L’azione solidale sottolinea la funzione sociale delle Confraternite, che affianca quella religiosa. Nei secoli, e anche in tempi recenti, queste realtà hanno rappresentato un punto di riferimento per il territorio, non limitandosi alla celebrazione dei riti per cui sono nate, ma intervenendo concretamente nei momenti di difficoltà collettiva.
Determinante è stato il contributo di un imprenditore locale che ha messo a disposizione un furgone per il trasporto degli aiuti, così come la disponibilità dei fornitori che hanno rinunciato al proprio margine di guadagno per permettere l’acquisto dei prodotti necessari.

Una rete di solidarietà che ha reso possibile l’invio di beni di prima necessità in tempi rapidi.
«È un gesto simbolico – hanno dichiarato i Governatori dopo l’invio degli aiuti – sappiamo perfettamente che sono gocce in un mare di bisogni.
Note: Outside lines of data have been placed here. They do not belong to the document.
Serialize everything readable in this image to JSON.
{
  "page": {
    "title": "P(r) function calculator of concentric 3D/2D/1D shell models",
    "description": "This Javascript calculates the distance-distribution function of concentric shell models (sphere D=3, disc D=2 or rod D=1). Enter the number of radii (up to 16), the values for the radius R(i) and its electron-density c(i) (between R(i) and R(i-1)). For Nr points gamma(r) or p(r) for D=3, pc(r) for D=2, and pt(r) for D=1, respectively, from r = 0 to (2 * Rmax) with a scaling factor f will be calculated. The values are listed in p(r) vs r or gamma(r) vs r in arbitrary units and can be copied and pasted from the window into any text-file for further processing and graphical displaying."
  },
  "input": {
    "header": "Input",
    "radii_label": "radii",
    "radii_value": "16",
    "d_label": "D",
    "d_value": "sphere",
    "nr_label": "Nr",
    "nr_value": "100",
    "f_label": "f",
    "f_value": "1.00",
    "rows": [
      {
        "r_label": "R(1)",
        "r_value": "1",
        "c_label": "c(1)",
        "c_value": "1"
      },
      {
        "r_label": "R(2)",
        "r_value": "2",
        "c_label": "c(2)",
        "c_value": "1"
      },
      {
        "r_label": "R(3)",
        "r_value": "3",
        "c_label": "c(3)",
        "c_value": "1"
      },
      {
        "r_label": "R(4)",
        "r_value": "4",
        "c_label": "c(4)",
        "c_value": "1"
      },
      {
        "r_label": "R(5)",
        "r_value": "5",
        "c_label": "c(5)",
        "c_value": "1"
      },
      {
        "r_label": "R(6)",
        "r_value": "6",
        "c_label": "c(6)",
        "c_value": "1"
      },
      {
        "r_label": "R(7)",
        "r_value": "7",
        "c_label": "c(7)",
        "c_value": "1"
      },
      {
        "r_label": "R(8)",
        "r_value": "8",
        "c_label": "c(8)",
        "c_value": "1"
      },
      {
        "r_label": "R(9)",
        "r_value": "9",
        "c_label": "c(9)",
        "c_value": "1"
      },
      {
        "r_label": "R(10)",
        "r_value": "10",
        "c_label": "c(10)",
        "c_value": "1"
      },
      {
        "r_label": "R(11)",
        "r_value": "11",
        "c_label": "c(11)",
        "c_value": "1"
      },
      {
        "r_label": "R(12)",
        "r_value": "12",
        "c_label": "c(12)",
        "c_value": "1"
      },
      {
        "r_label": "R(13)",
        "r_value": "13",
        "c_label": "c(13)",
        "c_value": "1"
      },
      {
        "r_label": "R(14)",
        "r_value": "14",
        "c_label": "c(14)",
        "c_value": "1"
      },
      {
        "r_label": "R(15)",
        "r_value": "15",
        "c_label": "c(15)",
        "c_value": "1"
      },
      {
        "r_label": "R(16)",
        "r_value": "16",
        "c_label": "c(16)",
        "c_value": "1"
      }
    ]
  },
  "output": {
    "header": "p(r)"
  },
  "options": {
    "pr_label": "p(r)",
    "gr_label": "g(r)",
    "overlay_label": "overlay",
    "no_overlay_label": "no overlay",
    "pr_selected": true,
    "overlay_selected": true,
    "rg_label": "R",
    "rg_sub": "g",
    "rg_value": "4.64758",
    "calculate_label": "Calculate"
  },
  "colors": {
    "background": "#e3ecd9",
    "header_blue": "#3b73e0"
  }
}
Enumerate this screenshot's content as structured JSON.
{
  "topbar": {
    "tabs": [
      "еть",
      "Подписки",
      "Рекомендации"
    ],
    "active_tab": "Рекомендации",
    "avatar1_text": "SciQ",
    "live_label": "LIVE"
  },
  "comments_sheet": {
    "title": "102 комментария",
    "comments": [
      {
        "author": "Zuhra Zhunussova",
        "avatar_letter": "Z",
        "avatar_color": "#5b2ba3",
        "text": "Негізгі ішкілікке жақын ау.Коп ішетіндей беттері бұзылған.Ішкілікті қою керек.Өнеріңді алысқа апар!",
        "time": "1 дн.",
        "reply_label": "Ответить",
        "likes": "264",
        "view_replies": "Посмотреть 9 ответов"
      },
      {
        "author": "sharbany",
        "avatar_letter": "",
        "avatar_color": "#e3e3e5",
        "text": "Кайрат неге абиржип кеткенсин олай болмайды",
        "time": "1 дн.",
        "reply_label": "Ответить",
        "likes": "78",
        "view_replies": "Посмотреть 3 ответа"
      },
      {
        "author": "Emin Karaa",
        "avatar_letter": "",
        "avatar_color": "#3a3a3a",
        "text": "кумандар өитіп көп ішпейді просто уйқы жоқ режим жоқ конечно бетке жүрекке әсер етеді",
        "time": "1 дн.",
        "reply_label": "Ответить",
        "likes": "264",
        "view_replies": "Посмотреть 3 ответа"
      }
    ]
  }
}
Ma vuole essere un modo per testimoniare la nostra fratellanza e il nostro impegno verso chi in questo momento ha bisogno, per accompagnarli non solo con le preghiere ma anche con qualcosa di concreto».
Le Confraternite licatesi hanno inoltre inviato messaggi ad altre realtà confraternali del territorio, chiedendo un ulteriore coinvolgimento a sostegno della popolazione niscemese. Un appello alla solidarietà che mira ad ampliare la rete di aiuto e a trasformare un gesto simbolico in un movimento corale capace di dare speranza a una comunità ferita ma non sola.